The Junos OS Intrusion Detection and Prevention (IDP) policy enables you to selectively enforce various attack detection and prevention techniques on network traffic passing through an IDP-enabled device. It allows you to define policy rules to match a section of traffic based on a zone, network, and application, and then take active or passive preventive actions on that traffic.

An IDP policy defines how your device handles the network traffic. It allows you to enforce various attack detection and prevention techniques on traffic traversing your network.

A policy is made up of rule bases, and each rule base contains a set of rules. You define rule parameters, such as traffic match conditions, action, and logging requirements, then add the rules to rule bases. After you create an IDP policy by adding rules in one or more rule bases, you can select that policy to be the active policy on your device.

To configure the IDP extended package (IPS-EP) perform the following steps:

  1. Enable IPS in a security policy. See IDP Policy Rules and IDP Rule Bases.

  2. Configure IDP policy rules, IDP rule bases, and IDP rule actions. See IDP Policy Rules and IDP Rule Bases.
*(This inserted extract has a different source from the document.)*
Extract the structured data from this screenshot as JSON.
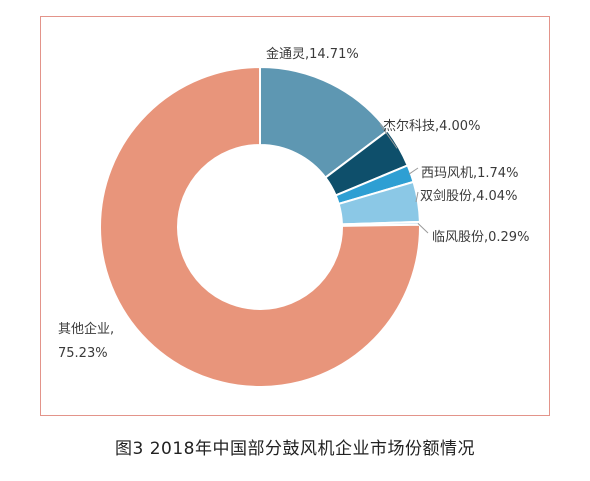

  3. Configure IDP custom signatures. See Understanding IDP Signature-Based Attacks.

  4. Update the IDP signature database. See Updating the IDP Signature Database Overview.

  5. When the IDP hits a resource limit, the default behavior is to ignore the flow and let the flow pass without inspection. To avoid this behavior, configure the drop-on-limit option. This command ensures IDP attack inspection of all traffic and does not allow any traffic without inspection.

    Also, see IDP Sensor Configuration.